Componenti linguistiche, relative all’elaborazione linguistica del testo a livello lessicale, sintattico e semantico;

Componenti cognitive, relative agli aspetti della pianificazione, organizzazione e revisione del testo.

Berninger ipotizza dunque che nelle prime fasi di acquisizione del sistema di scrittura, quando hanno notevole importanza le abilità di conversione fonema-grafema e quelle di trascrizione, i vincoli posti allo sviluppo della scrittura sono quelli neuropsicologici di codifica ortografica (abilità di recupero delle lettere dalla memoria visiva), motricità fine, e di integrazione visuomotoria (coordinazione del recupero delle lettere in memoria con schemi motori per la loro riproduzione su carta).

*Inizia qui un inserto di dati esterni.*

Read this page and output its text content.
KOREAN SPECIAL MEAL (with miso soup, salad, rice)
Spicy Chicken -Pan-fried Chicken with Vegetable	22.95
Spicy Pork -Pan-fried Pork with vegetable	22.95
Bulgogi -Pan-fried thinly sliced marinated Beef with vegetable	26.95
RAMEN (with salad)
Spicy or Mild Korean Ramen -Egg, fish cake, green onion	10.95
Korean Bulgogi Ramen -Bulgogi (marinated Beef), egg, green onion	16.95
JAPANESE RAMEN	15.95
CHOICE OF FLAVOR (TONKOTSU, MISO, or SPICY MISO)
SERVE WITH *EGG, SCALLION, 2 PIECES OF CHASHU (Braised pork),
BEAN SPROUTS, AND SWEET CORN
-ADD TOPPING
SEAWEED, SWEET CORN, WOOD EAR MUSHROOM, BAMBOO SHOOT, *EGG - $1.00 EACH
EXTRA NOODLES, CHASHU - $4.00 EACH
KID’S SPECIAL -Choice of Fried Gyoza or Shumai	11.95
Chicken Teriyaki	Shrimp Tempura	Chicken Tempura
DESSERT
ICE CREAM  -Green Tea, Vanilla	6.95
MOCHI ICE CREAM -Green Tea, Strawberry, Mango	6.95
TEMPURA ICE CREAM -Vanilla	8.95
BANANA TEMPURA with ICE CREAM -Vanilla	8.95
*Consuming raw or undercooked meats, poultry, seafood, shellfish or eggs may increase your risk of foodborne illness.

Non appena le abilità di trascrizione si automatizzano, iniziano a pesare sulla produzione del testo vincoli di natura linguistica, come l’abilità a elaborare e produrre parole, frasi, paragrafi. Queste abilità condizionano la traduzione di pensieri in forme linguistiche complesse e coerenti, ossia la generazione del testo.

Infine, quando le abilità linguistiche del bambino sono sufficientemente mature, assumono un peso rilevante le componenti cognitive del processo di scrittura (pianificazione e revisione, per esempio).

Uno sviluppo deficitario o atipico delle abilità (neuropsicologiche, linguistiche e cognitive) indicate costituisce un impedimento o un carico al livello di sviluppo in cui il deficit inizialmente si manifesta, ma anche e per i livelli successivi. Ad esempio, la mancata automatizzazione della codifica ortografica, si riflette in modo diretto sul processo di trascrizione, e in modo indiretto sui processi linguistici e cognitivi superiori (generazione del testo, pianificazione, etc.) (B. Arfè, 2006:22).

Una difficoltà specifica nella composizione del testo, dunque, è caratterizzata non solo dalla disgrafia e dalla disortografia, come si è visto nel capitolo precedente, ma anche da una serie di problemi nelle tre fasi di progettazione del testo. Lo scritto può risultare poco coerente e coeso a causa di una difficoltà nel tradurre in forma corretta e fluente le idee, in frasi legate tra loro. Il soggetto con un problema di questo tipo ha anche una scarsa capacità di esercitare il controllo sui propri processi di scrittura e sulla qualità finale del testo.